Since the late 1990s, drug abuse trends have shifted from prescription opiates to heroin, a cheaper alternative, after a crackdown on pharmacy robberies made those harder to get, Brewer police Capt. Christopher Martin said this week.
A recent spike in drug overdose deaths prompted Maine Attorney General Janet Mills to issue a report in August warning that the number of overdoses from heroin and fentanyl in Maine are on the rise, while the overall number of drug overdose deaths is on track to be similar to 2014, which was the worst year on record.
Consequently, the Brewer Police Department and its community partners are teaming up to bring a group of nationally known addiction treatment advocates back to Maine for a repeat presentation.
The presentation, titled “Heroin: Stop the Demand,” will take place from 6:30 to 8:30 p.m. Wednesday, Oct. 21, at the Brewer Performing Arts Center.
Brewer high school students saw the presentation last November, but an evening session planned for the community was canceled because of an early snowstorm that knocked out power to an estimated 140,000 Mainers.
The program features Marie Allen, a Delaware mother who has devoted her life to educating young people about the dangers of addiction after losing her daughter, Erin, to a heroin overdose. The book she wrote based on her daughter’s journal entries will be available for $5 purchase during the event, Martin said.

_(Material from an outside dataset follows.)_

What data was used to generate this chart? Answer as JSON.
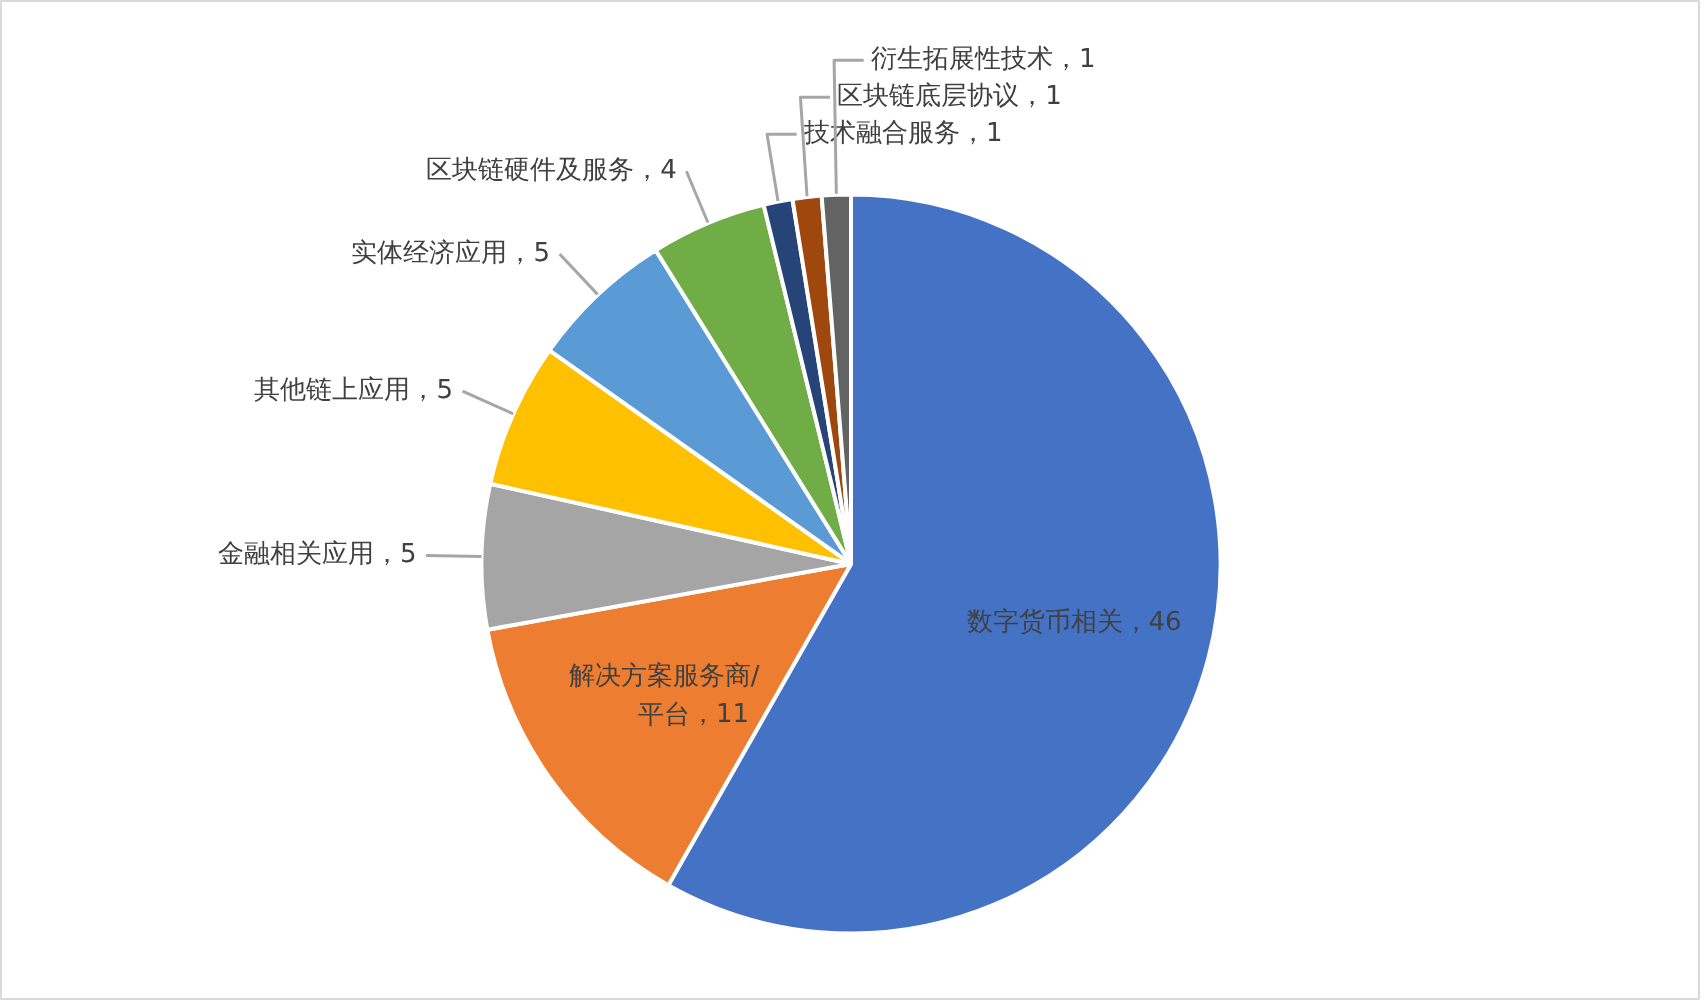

“The message is a good message, and it’s a real message. Addiction and opiate addiction is not pretty and the end result of this journey, absent any kind of recovery or treatment, is a premature and untimely death. There’s no other way that the script goes,” Martin said Wednesday.
“Across the state, we’re losing a person to a drug overdose death every 40 hours is what our rolling statistic for this year has been and a majority of that has been heroin related and heroin with fentanyl mixture,” he said. “This is a pretty deadly concoction. It’s costing us lives and every life has value.”
As Martin sees it, Maine has made headway on the law enforcement front but it has done little to get at the root of the problem — demand for heroin and other opiate-based drugs. A key way to reduce that demand is through increased access to treatment and recovery services for those addicted. He hopes that next week’s presentation will spur the community into action.
“For every dollar we spend on recovery, we’re going to have a $6 return down the road, as opposed to a straight up incarceration model. Being fiscally responsible, it makes sense to invest in recovery,” he said. While that may cost more up front, the end result would be fewer people in jail and reduced medical and criminal costs and a healthier population, he said.
“We have to do something about that so people have a way out of this,” he said. “Revolving in and out of jail is not an answer.”